On his LinkedIn page, Harley says he has served the SDT with pre-action documents due to the failure to hear the case in Manchester. He says he served formal requests for a local hearing under the ‘reasonable adjustments’ provisions of the Equality Act 2010 but the tribunal ‘refused to deal with the application and rejected it outright’.
Harley says he is now seeking a High Court order to overturn the decision, along with damages and costs.
He adds: ‘I have prepared a full defence to the baseless allegations against me but if I am denied the right of appearing because the tribunal is so caught up in its self-importance how can the public hear the truth?
‘All courts are bound by the law, even the SDT; if they wanted to show correct form they would have in my view behaved more openly with a disabled respondent. After all, the costs of holding the hearing in Manchester would be nominal.’
The Gazette understands that the tribunal has not received service of High Court proceedings or proceedings issued in any other court or tribunal in the name of Blacker or Harley.
The next case management hearing is due to be held in February in London.
The Solicitors Regulation Authority alleges that while in practice as a solicitor at Lancashire firm Joint Armed Forces Legal Advocacy Service, Blacker failed to maintain properly written-up accounts to show dealings with client money, and failed to maintain accounts to show dealing with office money.
The SRA also alleges that he failed to obtain an accountant’s report, within six months or at all, for the accounting period including October 2013 during which he held client money.

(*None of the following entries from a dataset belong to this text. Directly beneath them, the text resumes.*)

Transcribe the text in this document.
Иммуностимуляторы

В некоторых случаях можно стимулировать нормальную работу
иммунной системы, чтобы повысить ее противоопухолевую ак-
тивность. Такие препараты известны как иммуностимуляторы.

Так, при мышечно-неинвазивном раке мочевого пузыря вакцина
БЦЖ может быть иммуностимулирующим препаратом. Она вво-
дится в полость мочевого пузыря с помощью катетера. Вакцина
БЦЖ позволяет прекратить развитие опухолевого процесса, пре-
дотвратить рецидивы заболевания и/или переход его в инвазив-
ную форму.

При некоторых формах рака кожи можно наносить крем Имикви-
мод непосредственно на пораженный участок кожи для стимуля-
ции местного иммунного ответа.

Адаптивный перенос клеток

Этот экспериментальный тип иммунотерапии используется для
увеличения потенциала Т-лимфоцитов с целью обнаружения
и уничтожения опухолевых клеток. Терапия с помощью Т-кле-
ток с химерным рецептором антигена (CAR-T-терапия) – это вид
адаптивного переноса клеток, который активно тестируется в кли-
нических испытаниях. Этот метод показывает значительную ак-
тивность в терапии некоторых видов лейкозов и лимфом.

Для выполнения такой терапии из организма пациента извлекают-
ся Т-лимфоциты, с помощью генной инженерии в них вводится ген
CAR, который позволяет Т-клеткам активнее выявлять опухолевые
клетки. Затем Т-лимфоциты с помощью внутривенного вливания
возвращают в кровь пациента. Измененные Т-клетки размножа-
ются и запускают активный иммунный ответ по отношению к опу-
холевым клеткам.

Three charges related to the years from 2011 to 2014, namely that Blacker made or allowed to be made statements about his academic qualifications which were inaccurate or misleading; made or allowed to be made statements about appointments or accreditations which were inaccurate or misleading; and claimed to be entitled to use titles which were inaccurate or misleading.
The final charges are that he recklessly misled the court while appearing before His Honour Judge Wynn Morgan at Cardiff Crown Court on 28 August 2014, and that he failed to co-operate with the SRA from March to June this year.
All the allegations are subject to an SDT hearing. Blacker has vigorously denied any wrongdoing.
Blacker came to public attention last year when he was reprimanded by a judge for ‘dressing like something out of Harry Potter’. The judge has since been cleared of misconduct by the Judicial Conduct Investigations Office, although Blacker insists his complaint is not closed.